The Post was also involved in reporting, editing and publishing stories that were recognized with a special award to the late Regina Martínez, an investigative reporter for Proceso, a weekly publication in Mexico. “The Cartel Project,” which linked Mexican politicians to drug dealers and documented the coverup of Martínez’s murder in 2012, was produced by a global network of journalists organized by Forbidden Stories, a Paris-based nonprofit group. Among the lead writers on the project was Dana Priest, a veteran Post reporter.

Post Executive Editor Martin Baron said the awards were especially gratifying this year because they recognized the depth and range of the news organization’s journalism, and because the reporting was conducted under the unusual circumstances of the pandemic.

“We faced one enormous story after another,” he said. “The staff rose to the occasion.”

Shapira’s reporting about the mistreatment of Black cadets at VMI prompted Virginia Gov. Ralph Northam, a VMI alumnus, to order an investigation. It also led to the resignation of the school’s superintendent.

The Polk committee created a new category of oral history to honor Saslow’s “Voices from the Pandemic.” The first-person interviews, the committee said, were crafted to reflect “a segment of the American populace coping with grief, fear, guilt, bitterness, frustration, tension, rejection and other emotions.” Saslow also won a Polk Award in 2013.

McCrummen’s three profiles of Georgia residents “deftly [captured] Georgia’s shifting political winds,” the Polk committee said.

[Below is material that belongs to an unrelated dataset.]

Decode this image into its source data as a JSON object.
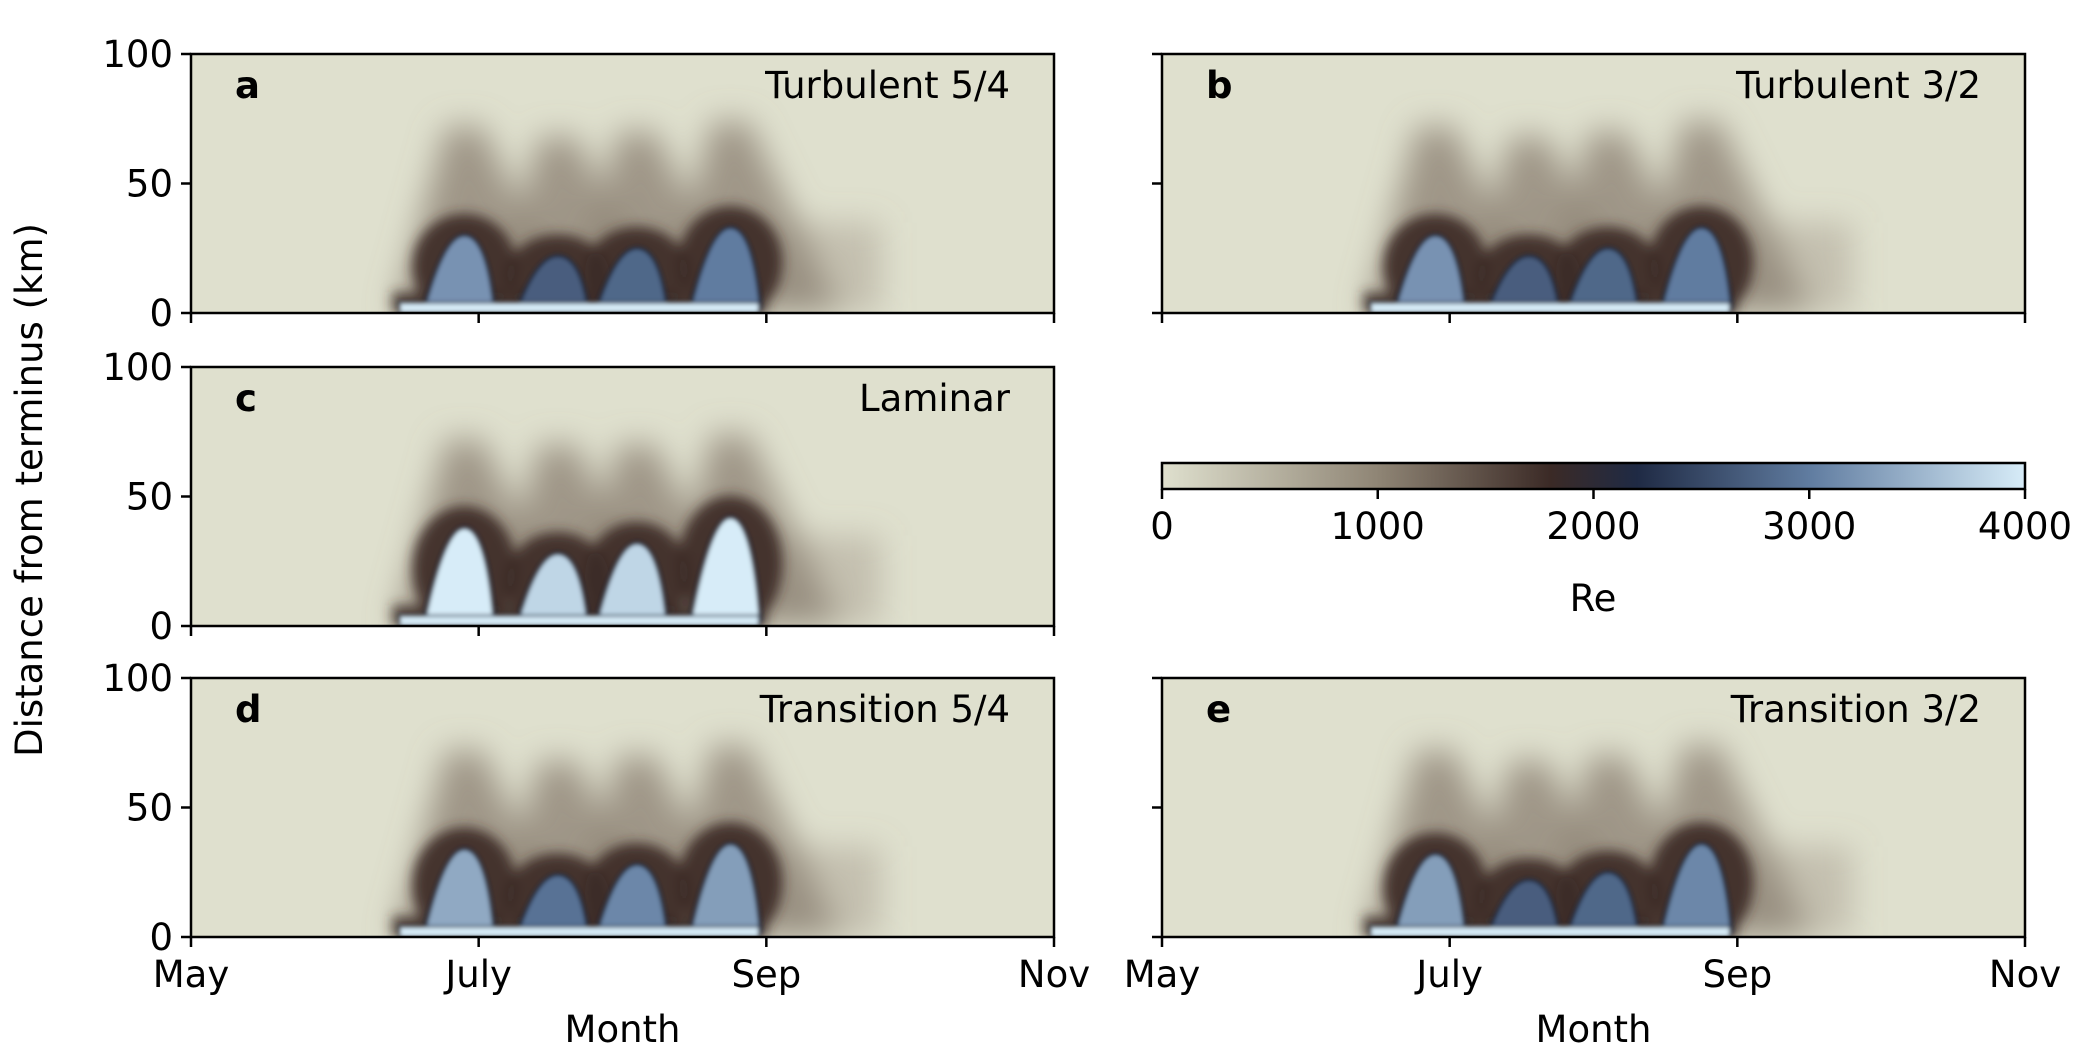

Among the stories recognized was her profile of Kevin Van Ausdal, the Democratic opponent of congressional candidate Marjorie Taylor Greene, who promoted the extremist ideology QAnon and other radical misinformation.

Among others Polk winners: the Atlantic magazine’s Ed Yong, for his reporting about the coronavirus; a team of New York Times reporters (Russ Buettner, Susanne Craig and Mike McIntire) for their investigation and analysis of former president Donald Trump’s tax records; the staff of the Minneapolis Star Tribune for coverage of Floyd’s death and its aftermath; and Dan Diamond of Politico for documenting the Trump administration’s interference with the Centers for Disease Control and Prevention and other sources of medical and scientific knowledge.

Diamond has since joined The Post as a reporter.

Another new Post reporter, Akilah Johnson, was a leading member of a ProPublica team that won a Polk Award for pieces that exposed the pandemic’s disproportionate impact on Black Americans.

Correction: An earlier version of this report misspelled the name of New York Times reporter Russ Buettner and inaccurately presented Dana Priest’s current status with The Washington Post.